Kazuki1450/Qwen3-1.7B-Base_csum_6_10_rel_1e-1_1p0_0p0_1p0_grpo_1_rule
TEXT GENERATIONConcurrency Cost:1Model Size:2BQuant:BF16Ctx Length:32kPublished:Jan 22, 2026Architecture:Transformer Cold

Kazuki1450/Qwen3-1.7B-Base_csum_6_10_rel_1e-1_1p0_0p0_1p0_grpo_1_rule is a 2 billion parameter language model, fine-tuned from Qwen/Qwen3-1.7B-Base. This model leverages the GRPO method, as introduced in the DeepSeekMath paper, to enhance its mathematical reasoning capabilities. It is specifically optimized for tasks requiring robust mathematical problem-solving and logical deduction. The model is suitable for applications where accurate numerical and logical processing is critical.

Loading preview...

Model Overview

This model, developed by Kazuki1450, is a fine-tuned variant of the Qwen3-1.7B-Base architecture, featuring approximately 2 billion parameters and a 40960-token context length.
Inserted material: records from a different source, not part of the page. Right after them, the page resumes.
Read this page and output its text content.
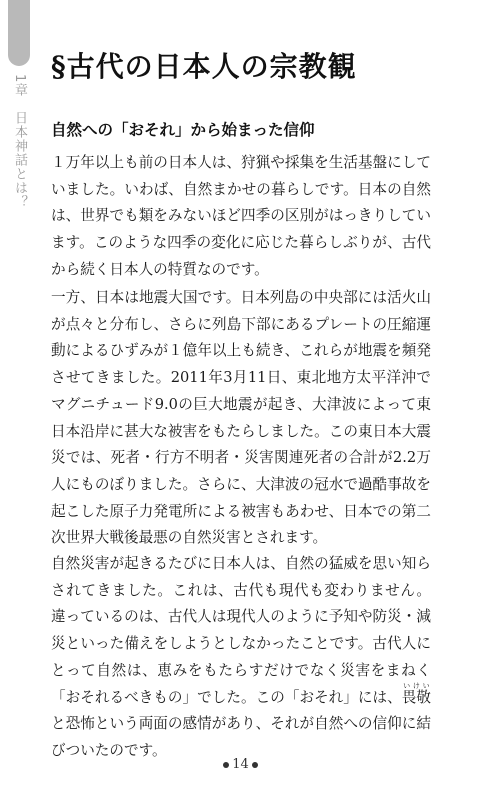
1章　日本神話とは？
§古代の日本人の宗教観
自然への「おそれ」から始まった信仰

１万年以上も前の日本人は、狩猟や採集を生活基盤にしていました。いわば、自然まかせの暮らしです。日本の自然は、世界でも類をみないほど四季の区別がはっきりしています。このような四季の変化に応じた暮らしぶりが、古代から続く日本人の特質なのです。

一方、日本は地震大国です。日本列島の中央部には活火山が点々と分布し、さらに列島下部にあるプレートの圧縮運動によるひずみが１億年以上も続き、これらが地震を頻発させてきました。2011年3月11日、東北地方太平洋沖でマグニチュード9.0の巨大地震が起き、大津波によって東日本沿岸に甚大な被害をもたらしました。この東日本大震災では、死者・行方不明者・災害関連死者の合計が2.2万人にものぼりました。さらに、大津波の冠水で過酷事故を起こした原子力発電所による被害もあわせ、日本での第二次世界大戦後最悪の自然災害とされます。

自然災害が起きるたびに日本人は、自然の猛威を思い知らされてきました。これは、古代も現代も変わりません。違っているのは、古代人は現代人のように予知や防災・減災といった備えをしようとしなかったことです。古代人にとって自然は、恵みをもたらすだけでなく災害をまねく「おそれるべきもの」でした。この「おそれ」には、畏敬いけいと恐怖という両面の感情があり、それが自然への信仰に結びついたのです。

14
It has been specifically trained using the Transformer Reinforcement Learning (TRL) framework.

Key Differentiator: GRPO Method

A core aspect of this model's training is the application of GRPO (Gradient-based Reward Policy Optimization). This method, detailed in the research paper "DeepSeekMath: Pushing the Limits of Mathematical Reasoning in Open Language Models" (arXiv:2402.03300), is designed to significantly improve a model's mathematical reasoning abilities. By incorporating GRPO, this model aims to excel in complex numerical and logical tasks.

Training Details

The model's fine-tuning process utilized TRL, a library for training language models with reinforcement learning. The specific framework versions used include TRL 0.23.0, Transformers 4.57.1, Pytorch 2.7.1+cu128, Datasets 4.4.1, and Tokenizers 0.22.1.

Recommended Use Cases

  • Mathematical Reasoning: Ideal for problems requiring precise calculations, logical deduction, and understanding of mathematical concepts.
  • Scientific Computing: Can be applied to tasks involving data analysis, formula interpretation, and problem-solving in scientific domains.
  • Educational Tools: Potentially useful for generating explanations or solutions for mathematical problems.